Hoping for a Bridge Over Railroad Tracks? Don't Hold Your Breath
Sussex Village Administrator Jeremy Smith says putting a bridge over the railroad near Quad/Graphics to alleviate traffic problems isn’t going to happen, and the cost of doing it in general is astronomical.
When Village Board members announced they’re no longer considering roundabouts, a new issue on Main Street presented itself: a bridge over the railroad tracks.
With 35 trains passing through Sussex every day, especially around the time when school begins or ends, backups and delays have become a part of every resident’s life.
Sussex resident Mike Carlson started the conversation about the need for an overpass during the May 15 Main Street workshop. With the construction project limited between Locust Street and Waukesha Avenue, Carlson wondered why village officials didn’t address the train problem while the project is being negotiated.
“I’ve lived here for 31 years,” he said. “I want to know why this board will redo this Main Street. When are we going to get a bridge over the railroad? It’s not even part of the concept. I want to see you reconsider this project.”
Soon enough, more people began standing and commenting on the frequent backups near Quad/Graphics and Boneyard Pub & Grille. And with almost 50 percent of the votes in our Patch Poll, it quickly became residents’ new number one concern.
But Village Administrator Jeremy Smith said residents shouldn’t get their hopes up. Not only is it estimated that the incline to create the overpass needs to start at least a mile away from the tracks, Sussex doesn’t have power over state highways.
“As far as safety, Sussex works with Lannon and Menomonee Falls so if a train is stuck, they’ll actually respond on that side of the tracks for us.”
“Main Street, which is Highway 74, is a state highway,” Smith explained. “Four years ago when the state went through and re-did the highway, they studied overpass/underpass situations in regard to trains, but they stopped for financial reasons… I mean, for the right amount of money you can do anything, but they decided not to spend that kind of money for a lot of good reasons, like protecting businesses like Boneyard and Quad/Graphics.”
Smith says Sussex simply doesn’t have the authority over that highway, and such a project would be far too expensive. The village could theoretically come up with enough money to convince the state to do the project, but Smith says Sussex would literally need to spend all the money in its yearly capital program for up to 30 years to foot the bill.
Outside of the obvious inconveniences to drivers, some residents commented about safety issues, especially during the rare times when a train stops completely on the tracks for long periods of time. One local business owner cited a time years ago when an ambulance was stuck on the wrong side of the tracks during a backup. The young girl they were responding to lost her life.
“Somewhere, many years in the future we could be talking about a potential overpass, but – it’s just not likely at all.”

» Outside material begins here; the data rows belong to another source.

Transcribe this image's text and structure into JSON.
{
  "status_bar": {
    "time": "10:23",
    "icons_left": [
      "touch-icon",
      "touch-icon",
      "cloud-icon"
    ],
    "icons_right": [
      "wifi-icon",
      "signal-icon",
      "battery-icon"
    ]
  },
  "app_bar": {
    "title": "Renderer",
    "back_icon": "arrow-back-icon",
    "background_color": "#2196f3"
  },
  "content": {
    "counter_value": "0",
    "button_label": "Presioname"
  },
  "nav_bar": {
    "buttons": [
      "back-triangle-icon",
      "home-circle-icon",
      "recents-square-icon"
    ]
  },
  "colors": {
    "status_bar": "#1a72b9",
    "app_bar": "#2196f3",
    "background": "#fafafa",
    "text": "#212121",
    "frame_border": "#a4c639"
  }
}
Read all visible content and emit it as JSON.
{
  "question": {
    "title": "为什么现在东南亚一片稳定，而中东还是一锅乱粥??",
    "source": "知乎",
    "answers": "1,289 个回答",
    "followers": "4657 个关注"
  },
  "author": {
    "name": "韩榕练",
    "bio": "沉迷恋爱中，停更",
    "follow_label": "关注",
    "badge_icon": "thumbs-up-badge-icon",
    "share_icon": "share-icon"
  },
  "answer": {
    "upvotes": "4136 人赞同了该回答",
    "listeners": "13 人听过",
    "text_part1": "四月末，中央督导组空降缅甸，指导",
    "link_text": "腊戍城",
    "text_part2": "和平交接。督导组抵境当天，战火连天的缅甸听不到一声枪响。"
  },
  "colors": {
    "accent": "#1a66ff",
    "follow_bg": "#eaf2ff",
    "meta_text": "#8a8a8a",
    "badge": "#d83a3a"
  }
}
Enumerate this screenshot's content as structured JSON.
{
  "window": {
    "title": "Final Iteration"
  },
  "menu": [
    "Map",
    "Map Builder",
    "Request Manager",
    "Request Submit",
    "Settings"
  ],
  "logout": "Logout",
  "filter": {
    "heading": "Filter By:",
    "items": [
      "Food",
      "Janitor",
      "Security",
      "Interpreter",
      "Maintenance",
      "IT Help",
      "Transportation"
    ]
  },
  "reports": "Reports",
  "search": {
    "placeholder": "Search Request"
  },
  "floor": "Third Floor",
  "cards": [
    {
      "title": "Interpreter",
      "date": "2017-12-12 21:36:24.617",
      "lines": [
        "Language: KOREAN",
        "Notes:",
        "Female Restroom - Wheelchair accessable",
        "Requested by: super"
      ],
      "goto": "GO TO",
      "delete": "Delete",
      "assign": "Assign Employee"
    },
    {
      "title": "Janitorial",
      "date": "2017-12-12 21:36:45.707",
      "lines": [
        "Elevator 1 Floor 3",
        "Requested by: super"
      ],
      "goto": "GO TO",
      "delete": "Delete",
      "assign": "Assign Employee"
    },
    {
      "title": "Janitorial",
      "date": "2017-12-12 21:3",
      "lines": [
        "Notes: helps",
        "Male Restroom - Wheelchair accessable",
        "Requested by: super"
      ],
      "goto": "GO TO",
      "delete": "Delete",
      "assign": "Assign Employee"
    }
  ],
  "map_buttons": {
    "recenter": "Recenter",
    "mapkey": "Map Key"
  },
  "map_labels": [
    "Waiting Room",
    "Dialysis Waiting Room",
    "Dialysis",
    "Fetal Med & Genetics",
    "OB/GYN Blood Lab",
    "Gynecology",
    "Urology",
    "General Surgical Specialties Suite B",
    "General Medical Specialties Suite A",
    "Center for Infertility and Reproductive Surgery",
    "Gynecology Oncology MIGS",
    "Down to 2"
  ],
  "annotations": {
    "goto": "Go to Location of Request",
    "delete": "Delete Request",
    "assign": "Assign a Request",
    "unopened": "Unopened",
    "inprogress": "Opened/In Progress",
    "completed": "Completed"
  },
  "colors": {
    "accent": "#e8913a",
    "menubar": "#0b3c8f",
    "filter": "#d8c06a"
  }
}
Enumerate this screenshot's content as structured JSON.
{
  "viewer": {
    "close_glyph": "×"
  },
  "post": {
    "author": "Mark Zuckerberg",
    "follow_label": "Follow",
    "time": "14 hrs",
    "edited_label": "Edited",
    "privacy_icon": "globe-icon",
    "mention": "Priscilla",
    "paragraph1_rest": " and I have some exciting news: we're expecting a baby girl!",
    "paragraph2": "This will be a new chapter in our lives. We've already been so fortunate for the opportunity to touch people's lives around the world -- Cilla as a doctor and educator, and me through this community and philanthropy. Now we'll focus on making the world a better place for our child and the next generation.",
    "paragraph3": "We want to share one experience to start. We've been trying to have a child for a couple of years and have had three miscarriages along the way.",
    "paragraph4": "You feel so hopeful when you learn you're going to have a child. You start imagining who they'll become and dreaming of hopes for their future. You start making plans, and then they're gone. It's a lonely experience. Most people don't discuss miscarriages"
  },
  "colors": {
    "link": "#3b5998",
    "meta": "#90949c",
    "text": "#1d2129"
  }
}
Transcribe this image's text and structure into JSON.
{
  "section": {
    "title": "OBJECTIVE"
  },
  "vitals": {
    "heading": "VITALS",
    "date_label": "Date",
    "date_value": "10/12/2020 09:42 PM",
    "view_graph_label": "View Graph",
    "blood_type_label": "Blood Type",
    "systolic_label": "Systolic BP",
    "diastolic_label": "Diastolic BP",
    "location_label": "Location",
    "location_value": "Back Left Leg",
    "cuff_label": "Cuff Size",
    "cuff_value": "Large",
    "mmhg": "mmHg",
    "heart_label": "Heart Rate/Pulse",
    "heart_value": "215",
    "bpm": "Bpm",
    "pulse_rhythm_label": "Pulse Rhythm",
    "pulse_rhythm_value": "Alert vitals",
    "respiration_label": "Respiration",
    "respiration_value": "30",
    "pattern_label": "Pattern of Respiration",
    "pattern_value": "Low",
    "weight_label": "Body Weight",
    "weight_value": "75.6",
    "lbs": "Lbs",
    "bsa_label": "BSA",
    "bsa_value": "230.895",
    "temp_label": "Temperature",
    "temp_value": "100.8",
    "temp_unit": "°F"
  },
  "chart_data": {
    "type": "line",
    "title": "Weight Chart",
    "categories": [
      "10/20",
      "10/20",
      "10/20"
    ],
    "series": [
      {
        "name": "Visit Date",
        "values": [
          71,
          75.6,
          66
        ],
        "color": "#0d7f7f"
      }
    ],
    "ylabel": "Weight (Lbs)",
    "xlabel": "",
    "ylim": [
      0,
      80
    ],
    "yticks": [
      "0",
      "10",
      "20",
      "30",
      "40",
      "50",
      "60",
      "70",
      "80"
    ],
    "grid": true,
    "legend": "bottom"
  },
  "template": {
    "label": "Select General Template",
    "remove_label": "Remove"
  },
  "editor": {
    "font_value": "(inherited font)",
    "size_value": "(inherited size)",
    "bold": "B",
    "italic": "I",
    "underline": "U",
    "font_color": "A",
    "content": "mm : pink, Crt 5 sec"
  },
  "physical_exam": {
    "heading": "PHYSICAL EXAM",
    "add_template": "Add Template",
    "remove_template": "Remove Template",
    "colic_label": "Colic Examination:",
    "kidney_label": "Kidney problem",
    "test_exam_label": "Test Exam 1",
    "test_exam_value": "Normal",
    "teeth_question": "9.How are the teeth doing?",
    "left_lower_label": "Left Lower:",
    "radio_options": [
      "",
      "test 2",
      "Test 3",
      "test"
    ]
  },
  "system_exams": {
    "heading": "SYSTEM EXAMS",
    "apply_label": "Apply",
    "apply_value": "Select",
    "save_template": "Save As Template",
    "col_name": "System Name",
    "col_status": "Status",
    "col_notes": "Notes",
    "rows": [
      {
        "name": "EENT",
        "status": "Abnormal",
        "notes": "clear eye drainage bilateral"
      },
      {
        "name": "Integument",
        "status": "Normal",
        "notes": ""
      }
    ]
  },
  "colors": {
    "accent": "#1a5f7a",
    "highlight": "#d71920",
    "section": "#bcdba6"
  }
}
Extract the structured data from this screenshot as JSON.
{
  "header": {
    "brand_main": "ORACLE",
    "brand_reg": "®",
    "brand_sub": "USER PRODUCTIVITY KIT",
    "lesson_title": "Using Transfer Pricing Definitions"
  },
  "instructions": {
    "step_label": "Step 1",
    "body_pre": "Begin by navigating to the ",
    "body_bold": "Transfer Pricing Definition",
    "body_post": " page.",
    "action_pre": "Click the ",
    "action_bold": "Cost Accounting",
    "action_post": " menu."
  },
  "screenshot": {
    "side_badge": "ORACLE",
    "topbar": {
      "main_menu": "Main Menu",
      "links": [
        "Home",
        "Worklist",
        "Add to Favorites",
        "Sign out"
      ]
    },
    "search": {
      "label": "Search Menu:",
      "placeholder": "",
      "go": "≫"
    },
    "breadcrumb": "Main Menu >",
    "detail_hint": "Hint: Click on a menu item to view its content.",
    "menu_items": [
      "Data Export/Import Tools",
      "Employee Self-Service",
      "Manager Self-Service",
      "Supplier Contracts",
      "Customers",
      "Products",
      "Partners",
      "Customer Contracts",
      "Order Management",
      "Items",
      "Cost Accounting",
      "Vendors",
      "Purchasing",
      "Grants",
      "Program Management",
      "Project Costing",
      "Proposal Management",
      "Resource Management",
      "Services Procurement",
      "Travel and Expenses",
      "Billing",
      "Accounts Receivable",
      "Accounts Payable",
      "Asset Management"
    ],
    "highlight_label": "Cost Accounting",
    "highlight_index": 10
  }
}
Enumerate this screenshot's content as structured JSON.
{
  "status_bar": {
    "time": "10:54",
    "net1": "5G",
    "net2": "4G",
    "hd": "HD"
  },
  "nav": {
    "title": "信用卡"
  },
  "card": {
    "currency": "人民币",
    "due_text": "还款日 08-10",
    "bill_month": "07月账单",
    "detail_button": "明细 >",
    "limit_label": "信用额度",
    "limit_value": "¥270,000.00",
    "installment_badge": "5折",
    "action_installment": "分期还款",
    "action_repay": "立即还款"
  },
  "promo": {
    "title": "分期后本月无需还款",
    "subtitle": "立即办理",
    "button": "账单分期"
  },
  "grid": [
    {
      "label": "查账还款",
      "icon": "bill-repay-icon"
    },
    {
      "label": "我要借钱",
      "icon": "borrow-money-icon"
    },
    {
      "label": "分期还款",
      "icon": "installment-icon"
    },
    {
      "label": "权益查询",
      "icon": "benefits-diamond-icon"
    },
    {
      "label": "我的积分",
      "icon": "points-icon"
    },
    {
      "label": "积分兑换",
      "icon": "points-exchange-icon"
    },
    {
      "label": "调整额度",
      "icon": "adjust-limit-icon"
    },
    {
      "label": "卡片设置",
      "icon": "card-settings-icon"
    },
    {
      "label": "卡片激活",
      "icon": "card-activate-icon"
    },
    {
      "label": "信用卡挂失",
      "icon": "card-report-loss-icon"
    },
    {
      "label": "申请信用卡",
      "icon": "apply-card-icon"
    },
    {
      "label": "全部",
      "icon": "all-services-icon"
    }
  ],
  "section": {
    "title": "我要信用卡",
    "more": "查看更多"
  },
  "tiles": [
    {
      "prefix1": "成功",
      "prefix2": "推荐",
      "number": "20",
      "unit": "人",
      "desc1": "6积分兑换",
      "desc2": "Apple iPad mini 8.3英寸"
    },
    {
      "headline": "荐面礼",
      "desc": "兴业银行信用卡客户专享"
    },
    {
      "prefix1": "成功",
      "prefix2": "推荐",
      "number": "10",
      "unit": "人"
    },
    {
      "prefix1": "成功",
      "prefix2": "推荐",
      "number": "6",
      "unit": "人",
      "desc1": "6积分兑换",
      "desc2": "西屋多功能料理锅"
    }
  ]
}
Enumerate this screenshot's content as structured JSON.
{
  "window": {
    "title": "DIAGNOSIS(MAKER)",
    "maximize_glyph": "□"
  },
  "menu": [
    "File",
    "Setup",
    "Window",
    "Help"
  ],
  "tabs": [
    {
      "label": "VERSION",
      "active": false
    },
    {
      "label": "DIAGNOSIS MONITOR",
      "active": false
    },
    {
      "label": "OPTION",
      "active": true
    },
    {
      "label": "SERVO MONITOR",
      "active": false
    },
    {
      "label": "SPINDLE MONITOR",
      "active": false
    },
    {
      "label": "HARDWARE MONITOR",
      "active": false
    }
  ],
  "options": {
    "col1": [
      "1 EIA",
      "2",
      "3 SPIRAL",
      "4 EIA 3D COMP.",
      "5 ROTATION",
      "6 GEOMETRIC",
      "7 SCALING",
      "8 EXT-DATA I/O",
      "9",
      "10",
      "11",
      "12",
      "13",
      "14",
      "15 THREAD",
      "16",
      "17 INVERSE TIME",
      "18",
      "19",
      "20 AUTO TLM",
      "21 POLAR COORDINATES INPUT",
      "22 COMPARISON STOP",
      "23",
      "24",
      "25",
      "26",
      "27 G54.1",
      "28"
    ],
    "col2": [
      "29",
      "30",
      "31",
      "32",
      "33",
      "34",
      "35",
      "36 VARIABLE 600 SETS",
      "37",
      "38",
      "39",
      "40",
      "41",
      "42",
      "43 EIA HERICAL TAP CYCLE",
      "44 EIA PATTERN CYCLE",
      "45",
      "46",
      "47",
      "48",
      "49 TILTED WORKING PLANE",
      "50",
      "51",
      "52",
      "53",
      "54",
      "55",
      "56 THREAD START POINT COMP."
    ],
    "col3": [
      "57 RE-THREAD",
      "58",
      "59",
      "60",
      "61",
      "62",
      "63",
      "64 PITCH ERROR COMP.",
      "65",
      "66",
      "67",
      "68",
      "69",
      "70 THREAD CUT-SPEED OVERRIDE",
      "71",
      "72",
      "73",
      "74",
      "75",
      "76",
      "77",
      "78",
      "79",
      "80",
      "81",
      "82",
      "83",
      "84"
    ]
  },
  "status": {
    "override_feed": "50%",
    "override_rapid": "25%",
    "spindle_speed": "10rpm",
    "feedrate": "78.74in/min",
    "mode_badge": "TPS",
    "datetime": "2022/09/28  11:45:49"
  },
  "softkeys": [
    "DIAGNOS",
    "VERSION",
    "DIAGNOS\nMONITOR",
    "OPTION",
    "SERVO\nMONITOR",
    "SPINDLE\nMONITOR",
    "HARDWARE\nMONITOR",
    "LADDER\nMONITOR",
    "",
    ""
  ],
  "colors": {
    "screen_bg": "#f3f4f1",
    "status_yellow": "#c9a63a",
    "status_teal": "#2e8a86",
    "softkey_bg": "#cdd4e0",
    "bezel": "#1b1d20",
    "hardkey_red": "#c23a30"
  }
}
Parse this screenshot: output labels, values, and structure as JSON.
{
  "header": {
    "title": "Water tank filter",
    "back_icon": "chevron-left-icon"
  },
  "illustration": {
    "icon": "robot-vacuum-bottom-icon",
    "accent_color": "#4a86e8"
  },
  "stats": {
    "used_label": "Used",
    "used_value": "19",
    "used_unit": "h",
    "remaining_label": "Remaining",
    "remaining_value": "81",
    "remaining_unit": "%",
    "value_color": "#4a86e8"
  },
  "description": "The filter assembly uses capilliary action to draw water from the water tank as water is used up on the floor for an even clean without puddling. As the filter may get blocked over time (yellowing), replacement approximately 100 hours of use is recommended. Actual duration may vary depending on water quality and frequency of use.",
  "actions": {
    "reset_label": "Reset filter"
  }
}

“As far as safety, Sussex works with Lannon and Menomonee Falls, so if a train is stuck, they’ll actually respond on that side of the tracks for us,” Smith said. “When it comes to mutual aid, it’s not putting anyone at a public safety risk because we have them set up to respond. But as far as inconvenience on daily life, it’s an issue, but it’s not one that if you put the dollars and cents to it, it is one that the state is going to work on, or the county.”
However, while it’s not possible to put an overpass on Main Street, that doesn’t mean it hasn’t been explored elsewhere. Smith says it could be possible at Silver Spring Drive because it’s a county highway, but county officials have never shown interest.
On the other hand, an overpass was seriously considered on Hwy K, or Lisbon Road. According to Smith, a few years ago a railroad commissioner, with the support from the Town of Lisbon, was exploring to put an overpass there, but it again came down to the high price tag. In addition, after the railroad commissioner left, the movement fizzled out.
“Sussex just doesn’t have the power,” said Smith. “Somewhere, many years in the future we could be talking about a potential overpass, but it’s just not likely at all.”